CLASS-UA 409 Ancient Religion
R 2:00-4:45, Barbara Kowalzig
The period from the beginnings of Greek religion until the spread of Christianity spans over 2,000 years and many approaches to religious and moral issues. Traces developments such as Olympian gods of Homer and Hesiod; hero worship; public and private religion; views of death, the soul, and afterlife; Dionysus; Epicureanism; and Stoicism. Deals with changes in Greek religion during the Roman republic and early empire and the success of Christians in converting pagans in spite of official persecution.
CLASS-UA 701 Socrates and His Critics
TR 11:00-12:15, Vincent Renzi
Despite having written nothing himself, Socrates is—if not the most influential—certainly one of the most influential intellectual figures in the Western tradition, for it is with Socrates that “philosophy” seems first to move from natural history to an explicit concern for human affairs. Indeed, so great is the magnitude of this change that we continue to term earlier thinkers “pre-Socratic philosophers.” His stature is marked again in the name given to a distinctive form of philosophical literature, the Socratic discourse, and an approach to philosophical inquiry and instruction, the Socratic method. In antiquity, his thought, importantly, inspired Plato, Xenophon, the Stoics, the Skeptics, and the Cynics, beyond those thinkers stretching to influence in Rome and Judea...and four centuries before the presumed time of Jesus, Socrates had already suffered martyrdom for his idiosyncratic political, philosophical, and religious views. In modernity, his life both fascinates and repels the attention, notably, of Nietzsche; though criticisms of his mode of existence he had already endured in his own time at the hands of the comedian Aristophanes, among others.

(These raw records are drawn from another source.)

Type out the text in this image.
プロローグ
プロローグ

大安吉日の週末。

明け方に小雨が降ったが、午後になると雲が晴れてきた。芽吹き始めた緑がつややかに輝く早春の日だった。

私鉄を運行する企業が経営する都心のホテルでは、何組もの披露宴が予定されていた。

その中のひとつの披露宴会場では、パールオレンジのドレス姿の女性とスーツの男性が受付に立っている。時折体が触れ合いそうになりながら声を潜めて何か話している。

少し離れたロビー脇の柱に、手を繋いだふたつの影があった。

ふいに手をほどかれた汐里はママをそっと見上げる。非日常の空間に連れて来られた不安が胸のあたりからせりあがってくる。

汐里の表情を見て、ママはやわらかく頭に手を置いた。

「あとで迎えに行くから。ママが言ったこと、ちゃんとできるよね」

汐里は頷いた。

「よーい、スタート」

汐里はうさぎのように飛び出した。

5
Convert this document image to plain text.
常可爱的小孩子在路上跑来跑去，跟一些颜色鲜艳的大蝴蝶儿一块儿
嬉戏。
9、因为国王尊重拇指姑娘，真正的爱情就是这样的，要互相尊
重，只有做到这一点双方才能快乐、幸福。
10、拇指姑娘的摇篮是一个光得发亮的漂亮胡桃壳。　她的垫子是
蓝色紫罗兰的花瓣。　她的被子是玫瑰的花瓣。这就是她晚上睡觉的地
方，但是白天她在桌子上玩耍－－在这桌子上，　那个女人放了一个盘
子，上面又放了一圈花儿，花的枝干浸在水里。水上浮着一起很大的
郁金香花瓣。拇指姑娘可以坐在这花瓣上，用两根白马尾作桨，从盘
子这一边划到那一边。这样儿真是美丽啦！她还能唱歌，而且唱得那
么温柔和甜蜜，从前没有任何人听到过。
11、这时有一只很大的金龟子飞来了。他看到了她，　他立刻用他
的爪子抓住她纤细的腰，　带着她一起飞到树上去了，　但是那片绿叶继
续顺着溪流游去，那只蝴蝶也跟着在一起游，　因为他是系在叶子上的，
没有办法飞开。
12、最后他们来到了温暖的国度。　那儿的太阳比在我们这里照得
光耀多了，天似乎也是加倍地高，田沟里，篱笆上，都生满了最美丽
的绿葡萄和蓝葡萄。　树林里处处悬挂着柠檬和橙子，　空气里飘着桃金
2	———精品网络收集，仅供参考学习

CLASS-UA 856 Engaging Early Christian Theology (same as RELST-UA 840.001)
MW 9:30-10:45, Adam Becker
CLASS-UA 873 Advanced Latin
MW 9:30-10:45, Matthew Santirocco
This course will focus especially on Roman elegiac poetry. Personal or subjective love elegy was, like satire, a genre that the Romans could legitimately claim to have invented. This course will read selected poems by the major elegists, Propertius, Tibullus, and Ovid, as well as several elegies by Catullus, a precursor in the genre, and the short works of Sulpicia, the only woman whose writing has come down to us from classical Rome. At once highly sophisticated and deeply moving, these poems explore love not only on its own terms, but also in the context of recent Roman history (the civil wars and the transformation of the republic into the Augustan principate). They also explore love in the context of Roman cultural norms, which ostensibly championed a very different set of values, social behavior, and artistic expression. This historical and cultural context forms the backdrop of these poems, which at once challenge, exploit, and coopt it. The course will focus primarily on close reading and literary critical interpretation of the poems, with some attention to their historical and political background, the role of literary patronage (Maecenas and Messalla) in their production, their creative use of literary and mythological allusion, and the way they exemplify Hellenistic literary theory (Callimachean aesthetics). Prerequisite: CLASS-UA 6 OR four years of secondary school Latin, or the equivalent.
CLASS-UA 974 Advanced Greek
TR 2:00-3:15, Marko Mahling
Readings of several speeches from the major Attic orators (Lysias, Aeschines, and Demosthenes). The course also examines the role of law in Athenian society, procedure in the Athenian courts, and rhetorical education and training. Prerequisite: CLASS-UA 10 OR four years of secondary school Greek.